There is also the cost of quality nursing facilities that must be factored. Many of us have no other option but to have our elderly parents move into our homes for their twilight years. It’s likely that most of us are nowhere near prepared for this eventuality. There are steps you’ll need to take to be sure your home can be a safe haven for your elderly parents. Here are some ways in which you can ensure that the whole family can live and work in harmony under the same roof.
Think about potential mobility issues
If you’re joining the 40+million Americans providing elder care at the moment, one of the most important issues is making your home safe. Most seniors will have some issues with mobility. Will your parents be able to maneuver the layout of your house? Do you have a room for them on the main floor or will they have to navigate stairs?
If your parent is wheelchair bound, a ramp will likely need to be added to the entrance of your home. You need to hire a contractor who understands how to engineer handicap ramps so they have the correct incline. Hand rails in bathrooms and bedrooms also may be necessary to ensure your parents have the ability to get around. Lift chairs in your living room can also help your parents get up and down without having to ask for help. Your parents may not love the idea of having to count on their children to care for them. Helping them with the transition includes giving them the feeling of independence.
Make sure your family knows their responsibilities
Having an elderly family member impacts everyone in the home. In the time of Covid-19, extra steps are needed to keep those most vulnerable safe. This means everyone who lives under the same roof will need to adjust their lifestyles as well. Some steps everyone may want to take include:
- Limiting friends who can come over
- Washing or sanitizing their hands more regularly
- Frequent cleaning of surfaces that are often touched around the home
- Paying attention to their own health, keeping distance if they feel unwell
- Taking measures to protect themselves outside of the home so they don’t transmit any illness
Most people who may contract Covid-19 will likely recover just fine, but statistics indicate that may not be the case for those over 70 years old. Extra caution needs to be exercised when having elderly people staying in your home. You have added responsibility to care for yourself so you don’t become a danger to others.

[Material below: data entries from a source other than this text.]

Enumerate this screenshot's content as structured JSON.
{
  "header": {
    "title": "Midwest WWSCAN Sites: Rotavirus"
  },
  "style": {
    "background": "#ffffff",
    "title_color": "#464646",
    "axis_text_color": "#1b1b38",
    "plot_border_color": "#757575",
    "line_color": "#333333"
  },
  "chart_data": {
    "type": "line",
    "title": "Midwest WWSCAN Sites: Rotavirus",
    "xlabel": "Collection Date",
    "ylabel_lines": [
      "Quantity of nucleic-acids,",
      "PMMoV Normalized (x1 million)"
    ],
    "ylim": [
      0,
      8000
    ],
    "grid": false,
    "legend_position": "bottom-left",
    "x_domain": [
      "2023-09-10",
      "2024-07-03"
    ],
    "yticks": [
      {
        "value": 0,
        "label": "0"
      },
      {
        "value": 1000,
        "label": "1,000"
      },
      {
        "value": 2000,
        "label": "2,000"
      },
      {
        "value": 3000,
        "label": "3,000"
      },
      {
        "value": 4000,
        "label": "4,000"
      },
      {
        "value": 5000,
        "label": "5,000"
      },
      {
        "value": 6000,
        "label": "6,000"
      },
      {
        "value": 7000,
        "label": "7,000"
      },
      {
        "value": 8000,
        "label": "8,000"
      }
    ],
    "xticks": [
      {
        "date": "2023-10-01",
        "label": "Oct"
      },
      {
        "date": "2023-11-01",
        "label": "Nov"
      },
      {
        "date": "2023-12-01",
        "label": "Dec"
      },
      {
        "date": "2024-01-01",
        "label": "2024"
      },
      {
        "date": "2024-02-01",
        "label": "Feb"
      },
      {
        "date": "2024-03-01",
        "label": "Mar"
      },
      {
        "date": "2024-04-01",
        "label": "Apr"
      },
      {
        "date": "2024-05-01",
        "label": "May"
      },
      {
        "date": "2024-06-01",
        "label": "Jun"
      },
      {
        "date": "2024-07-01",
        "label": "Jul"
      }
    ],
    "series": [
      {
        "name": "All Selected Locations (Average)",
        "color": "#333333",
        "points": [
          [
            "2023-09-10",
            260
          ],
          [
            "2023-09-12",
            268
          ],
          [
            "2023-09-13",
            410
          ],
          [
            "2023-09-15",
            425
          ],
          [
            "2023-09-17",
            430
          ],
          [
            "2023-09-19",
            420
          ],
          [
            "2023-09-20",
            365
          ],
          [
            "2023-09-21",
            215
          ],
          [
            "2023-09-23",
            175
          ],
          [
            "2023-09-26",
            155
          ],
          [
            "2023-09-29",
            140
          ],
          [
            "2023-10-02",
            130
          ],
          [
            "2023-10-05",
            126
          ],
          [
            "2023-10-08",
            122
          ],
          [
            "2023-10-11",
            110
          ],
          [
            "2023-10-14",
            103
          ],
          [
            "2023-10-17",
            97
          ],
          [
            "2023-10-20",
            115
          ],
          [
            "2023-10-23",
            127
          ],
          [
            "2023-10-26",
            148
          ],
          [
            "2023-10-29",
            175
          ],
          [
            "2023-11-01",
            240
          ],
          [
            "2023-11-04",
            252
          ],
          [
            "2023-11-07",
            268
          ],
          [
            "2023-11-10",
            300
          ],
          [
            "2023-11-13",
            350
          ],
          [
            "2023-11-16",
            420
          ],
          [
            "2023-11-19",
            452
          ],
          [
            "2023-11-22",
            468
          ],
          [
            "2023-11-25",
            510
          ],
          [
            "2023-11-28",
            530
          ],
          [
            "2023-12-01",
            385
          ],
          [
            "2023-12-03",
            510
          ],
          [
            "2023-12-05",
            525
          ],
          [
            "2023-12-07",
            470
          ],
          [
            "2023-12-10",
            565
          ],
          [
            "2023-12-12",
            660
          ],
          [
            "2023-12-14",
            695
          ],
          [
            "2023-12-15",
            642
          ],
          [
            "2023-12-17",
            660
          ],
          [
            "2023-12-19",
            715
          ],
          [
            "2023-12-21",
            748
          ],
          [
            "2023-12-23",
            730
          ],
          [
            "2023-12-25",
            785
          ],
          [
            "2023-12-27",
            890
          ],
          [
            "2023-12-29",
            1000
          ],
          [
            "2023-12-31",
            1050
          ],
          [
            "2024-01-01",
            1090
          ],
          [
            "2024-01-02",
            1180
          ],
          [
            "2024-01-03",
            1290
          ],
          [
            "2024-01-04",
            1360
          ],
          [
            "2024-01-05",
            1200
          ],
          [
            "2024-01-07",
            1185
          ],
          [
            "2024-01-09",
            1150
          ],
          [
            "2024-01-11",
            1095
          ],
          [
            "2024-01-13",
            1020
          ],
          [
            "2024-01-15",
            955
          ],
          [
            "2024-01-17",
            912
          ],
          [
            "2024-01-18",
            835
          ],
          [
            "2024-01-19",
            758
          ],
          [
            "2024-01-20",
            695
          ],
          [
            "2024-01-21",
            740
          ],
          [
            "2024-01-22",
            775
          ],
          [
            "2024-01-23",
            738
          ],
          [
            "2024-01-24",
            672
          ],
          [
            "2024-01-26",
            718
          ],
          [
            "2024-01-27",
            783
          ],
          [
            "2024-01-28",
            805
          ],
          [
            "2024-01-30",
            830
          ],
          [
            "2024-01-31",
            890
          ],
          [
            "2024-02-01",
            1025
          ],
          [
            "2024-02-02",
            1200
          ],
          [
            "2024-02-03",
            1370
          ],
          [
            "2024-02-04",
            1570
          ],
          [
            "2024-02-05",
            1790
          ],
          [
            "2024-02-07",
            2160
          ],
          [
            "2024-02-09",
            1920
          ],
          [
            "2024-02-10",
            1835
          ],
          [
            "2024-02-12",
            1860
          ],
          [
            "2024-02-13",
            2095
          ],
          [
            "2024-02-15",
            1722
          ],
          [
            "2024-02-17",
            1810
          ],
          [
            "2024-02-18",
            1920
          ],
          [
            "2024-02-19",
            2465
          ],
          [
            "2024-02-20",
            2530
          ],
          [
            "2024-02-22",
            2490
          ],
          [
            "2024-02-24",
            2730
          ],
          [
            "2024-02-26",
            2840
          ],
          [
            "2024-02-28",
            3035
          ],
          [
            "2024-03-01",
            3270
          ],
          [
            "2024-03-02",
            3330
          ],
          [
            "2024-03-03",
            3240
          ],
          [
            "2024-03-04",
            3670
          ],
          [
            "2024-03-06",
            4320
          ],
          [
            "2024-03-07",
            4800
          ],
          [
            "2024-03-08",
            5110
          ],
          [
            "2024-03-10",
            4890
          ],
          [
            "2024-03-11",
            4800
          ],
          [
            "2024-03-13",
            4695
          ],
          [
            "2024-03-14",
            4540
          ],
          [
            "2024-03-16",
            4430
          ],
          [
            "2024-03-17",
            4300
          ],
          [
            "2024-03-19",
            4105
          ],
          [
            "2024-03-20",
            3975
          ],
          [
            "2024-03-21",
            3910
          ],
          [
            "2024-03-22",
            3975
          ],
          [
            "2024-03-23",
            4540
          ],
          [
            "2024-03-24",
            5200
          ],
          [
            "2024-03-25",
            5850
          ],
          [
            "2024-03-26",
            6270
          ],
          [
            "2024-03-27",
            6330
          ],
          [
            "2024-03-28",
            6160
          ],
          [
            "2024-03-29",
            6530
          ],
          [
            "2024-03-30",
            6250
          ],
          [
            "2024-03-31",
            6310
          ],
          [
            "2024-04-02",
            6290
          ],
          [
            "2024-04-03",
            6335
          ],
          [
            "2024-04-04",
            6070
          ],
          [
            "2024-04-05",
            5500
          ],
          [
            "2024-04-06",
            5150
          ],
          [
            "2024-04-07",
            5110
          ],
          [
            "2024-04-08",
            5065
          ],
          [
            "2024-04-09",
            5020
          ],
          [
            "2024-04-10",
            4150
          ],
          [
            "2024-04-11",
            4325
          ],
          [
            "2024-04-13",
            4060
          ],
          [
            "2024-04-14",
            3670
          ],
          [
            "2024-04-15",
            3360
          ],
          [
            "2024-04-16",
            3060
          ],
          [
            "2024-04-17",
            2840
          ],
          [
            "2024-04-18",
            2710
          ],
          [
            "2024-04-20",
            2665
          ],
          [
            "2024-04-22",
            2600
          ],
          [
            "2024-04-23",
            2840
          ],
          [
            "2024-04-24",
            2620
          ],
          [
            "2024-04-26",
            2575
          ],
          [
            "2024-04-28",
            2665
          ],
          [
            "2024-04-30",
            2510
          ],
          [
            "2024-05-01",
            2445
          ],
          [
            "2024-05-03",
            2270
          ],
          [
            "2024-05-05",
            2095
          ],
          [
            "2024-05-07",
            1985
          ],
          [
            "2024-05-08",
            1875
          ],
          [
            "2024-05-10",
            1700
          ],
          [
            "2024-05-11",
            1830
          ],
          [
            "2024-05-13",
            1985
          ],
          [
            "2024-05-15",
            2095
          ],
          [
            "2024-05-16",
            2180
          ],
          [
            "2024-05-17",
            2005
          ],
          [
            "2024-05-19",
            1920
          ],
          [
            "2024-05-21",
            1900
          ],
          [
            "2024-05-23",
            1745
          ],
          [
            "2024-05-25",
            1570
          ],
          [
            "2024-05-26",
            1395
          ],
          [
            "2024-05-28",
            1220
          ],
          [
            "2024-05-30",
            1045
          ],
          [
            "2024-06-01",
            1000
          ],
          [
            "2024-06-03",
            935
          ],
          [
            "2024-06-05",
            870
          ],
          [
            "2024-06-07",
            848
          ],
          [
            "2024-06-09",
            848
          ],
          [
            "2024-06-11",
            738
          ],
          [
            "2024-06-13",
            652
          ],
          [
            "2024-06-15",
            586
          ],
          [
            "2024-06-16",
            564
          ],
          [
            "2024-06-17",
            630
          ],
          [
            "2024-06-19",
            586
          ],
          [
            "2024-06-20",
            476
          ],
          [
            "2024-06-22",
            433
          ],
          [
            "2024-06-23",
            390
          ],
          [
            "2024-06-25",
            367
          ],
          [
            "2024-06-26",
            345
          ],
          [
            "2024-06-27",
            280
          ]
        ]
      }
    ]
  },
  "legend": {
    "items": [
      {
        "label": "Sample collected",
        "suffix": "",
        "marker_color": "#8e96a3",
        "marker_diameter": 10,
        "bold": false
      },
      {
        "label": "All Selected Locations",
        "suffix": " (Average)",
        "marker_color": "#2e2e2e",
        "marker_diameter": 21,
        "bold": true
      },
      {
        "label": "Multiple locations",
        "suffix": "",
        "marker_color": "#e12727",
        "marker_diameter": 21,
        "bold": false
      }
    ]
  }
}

Be sure younger children understand
Children count on parents to provide stability and structure. Moving grandma and grandpa into your home may seem strange to them. As in all things, you need to simply talk to your children. Explain to them the reasons why it is important that you provide a comfortable and safe space for them. Let them know it’s okay to feel a little uncomfortable with the situation at first; that change can be awkward. But reassure them that by allowing your older relatives a place to live is a positive and kind thing to do.
Give them small jobs to make them feel like they are an important part of the transition. Children generally like some responsibility and to be needed. Let them know how proud you are of them for being such a great help. Children are resilient and will likely adjust to the changes in the household without issue.
It’s the right thing to do
Whether the transition of your elderly parents is a permanent or temporary situation, it’s for sure, the right thing to do. For many, parents provided a safe and happy home when you were children; it’s time to return the favor. The reward is in the quality time you’ll have to spend with your elderly parents.